Darren Till: Si vous ne pouvez pas faire face à la pression de concourir pour un titre, sortez du sport

Darren Till est peut-être en train de disputer un titre UFC pour la première fois samedi soir, mais cela ne signifie pas pour autant qu’il sera dépassé par le moment.

Il n’est pas si rare que des combattants dans ces positions se flambent sous le feu des projecteurs avec une surveillance accrue menant à une épreuve où un championnat de ce calibre est en jeu.

Ce sont peut-être les responsabilités accrues associées à une lutte pour le titre, telles que l’accroissement des tâches des médias pour aider à promouvoir l’événement. La compétition pour un championnat UFC apporte également un microscope qui magnifie tout ce qu’un combattant fait ou dit dans les semaines ou les mois précédant la carte.

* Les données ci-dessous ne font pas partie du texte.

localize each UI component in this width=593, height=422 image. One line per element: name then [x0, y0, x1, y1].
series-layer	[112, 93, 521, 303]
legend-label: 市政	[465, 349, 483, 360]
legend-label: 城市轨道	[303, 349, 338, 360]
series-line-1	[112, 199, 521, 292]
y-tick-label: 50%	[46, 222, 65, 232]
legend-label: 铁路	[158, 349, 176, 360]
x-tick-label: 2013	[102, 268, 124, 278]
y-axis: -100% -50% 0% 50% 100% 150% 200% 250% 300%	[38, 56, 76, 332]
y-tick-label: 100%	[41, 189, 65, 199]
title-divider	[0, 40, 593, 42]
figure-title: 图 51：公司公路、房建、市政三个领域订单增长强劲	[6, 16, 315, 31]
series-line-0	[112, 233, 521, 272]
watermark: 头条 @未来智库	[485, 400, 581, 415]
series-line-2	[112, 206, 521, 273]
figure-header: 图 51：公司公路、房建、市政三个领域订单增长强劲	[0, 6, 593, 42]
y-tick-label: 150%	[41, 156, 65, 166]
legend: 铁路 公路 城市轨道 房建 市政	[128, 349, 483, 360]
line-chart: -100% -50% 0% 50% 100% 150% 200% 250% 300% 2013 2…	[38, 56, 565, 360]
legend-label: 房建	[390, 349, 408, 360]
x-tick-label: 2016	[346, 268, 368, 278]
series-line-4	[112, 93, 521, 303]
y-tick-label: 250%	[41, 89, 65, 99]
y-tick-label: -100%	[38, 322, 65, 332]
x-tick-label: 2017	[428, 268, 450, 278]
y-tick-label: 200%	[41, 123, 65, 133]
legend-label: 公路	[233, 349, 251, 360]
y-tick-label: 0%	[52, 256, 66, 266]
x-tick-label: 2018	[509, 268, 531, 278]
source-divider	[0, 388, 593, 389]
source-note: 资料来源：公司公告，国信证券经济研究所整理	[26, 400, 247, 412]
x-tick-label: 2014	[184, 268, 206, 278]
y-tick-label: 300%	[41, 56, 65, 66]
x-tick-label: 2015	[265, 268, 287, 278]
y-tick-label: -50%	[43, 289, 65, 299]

Ensuite, il y a la préparation qui va de pair avec la préparation à un combat pour le titre, sans parler de l’occasion unique dans la vie, car certains combattants ne reviennent jamais au sommet de la montagne s’ils hésitent à ce moment-là.

Tout s’ajoute à la pression qui s’exerce sur tout concurrent entrant dans un combat pour le titre, mais Till promet qu’il n’est pas seulement prêt à le faire, mais qu’il accueille chaque petite part de responsabilité liée à son rôle de champion.

“Je ne pense même pas à la pression”, a déclaré Till avant son combat contre le champion Tyron Woodley. «Si je devais faire face à la pression, si je devais gérer, vous savez, tout ça, je ne devrais pas vraiment me battre à mon avis, vous savez.

«Pour moi, 10 millions d’yeux, 10 000 yeux, peu importe. C’est toujours le même combat dans ma tête.

Maintenant, Till comprend la différence entre la nervosité pré-combat typique et le type d’état émotionnel qui secoue certains combattants à leur avantage avant une opportunité comme celle-ci.

Le natif de Liverpool, âgé de 25 ans, a senti certains de ces papillons dans l’estomac avant de se lancer dans la cage pour se battre avec un autre concurrent.

La différence est que Till ne laissera jamais le poids du moment l’écraser et qu’il se sent comme un combattant qui le fait devrait probablement commencer à chercher un autre travail.

«C’est normal d’avoir peur, de se sentir nerveux, d’avoir des papillons avant de se battre. Ce sont des émotions normales pour un être humain », a expliqué Till. «Mais si vous commencez à faire pression parce qu’il ya plus de gens qui regardent, parce qu’il ya plus de commentaires, car il ya plus de gens qui veulent un morceau de vous, c’est notre travail. C’est notre travail à combattre. Donc, la pression n’entre pas en jeu.

“Si vous ne pouvez pas faire face à la pression avant de vous battre, allez faire autre chose.”

Till cherchera à prouver qu’il est prêt à être champion lorsqu’il affrontera Woodley lors de l’événement principal de l’UFC 228, samedi soir, depuis Dallas.